It’s been said of radio that its advantage over other media is that the pictures are better.
This is generally true but when it comes to car advertising it is not. Radio ads can’t hope to convey the visual impression of a car, its most important attribute. Instead they are left to handle other aspects which can be presented verbally. These might include news of special offers and to point customers in the direction of dealers. They might serve to tell listeners of the arrival of a new model but other media must handle the rest. One advantage they do have is that they have a kind of captive audience and they contact the biggest audience for radio, drivers trapped in their cars.
“Every credit application will be accepted” was a favourite line of a set of ads for a chain of dealers who advertised on radio when I lived in the US. That sounded good but wasn’t actually much of a promise.

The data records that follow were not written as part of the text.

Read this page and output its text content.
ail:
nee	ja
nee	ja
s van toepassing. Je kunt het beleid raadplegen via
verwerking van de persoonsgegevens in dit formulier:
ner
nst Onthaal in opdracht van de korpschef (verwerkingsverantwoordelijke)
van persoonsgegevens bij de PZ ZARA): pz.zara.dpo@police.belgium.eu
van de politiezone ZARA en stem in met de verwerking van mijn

Of course they would accept the application but might not actually give you any credit. They merely wanted as many people to come and look at their car as possible.
Another car ad I remember drew on a reference to Tales of the Unexpected, a series of one-off mystery dramas that ran in the 1980s on ITV. The ad was for the Peugeot 405 estate and the pained and forced trope was that the car was an estate but didn’t look like one (which in reality it did, very much so). Two actors gamely got through their script and listeners were left to wonder why Peugeot were so desperate to deploy this rather lame schtick.
I haven’t heard so many radio ads in recent years as my car hasn’t got a radio so I have no idea of the state of the art. Are radio ads still stuck telling us of the great deals on trade-ins? Do they still have to find awkward ways to make lists of features interesting? Perhaps the very difficulty forces some creative to new heights of originality but maybe there are still copywriters producing stale versions of Mastermind where the chosen subject is the car in question. Or it’s just a voice-over artist announcing the arrival of the new Mazda 323 with a 6 year guarantee and that a test drives are possible at your local Mazda dealer.
Cars are visual and tactile and radio is not. That’s why radio ads have not become fondly remembered as fun, disastrous or effective. Brochures can be kept. You Tube provides a home for grainy home-recordings and old magazine ads can live for ever to be scanned and uploaded or traded on eBay. The radio ad is the poor relation.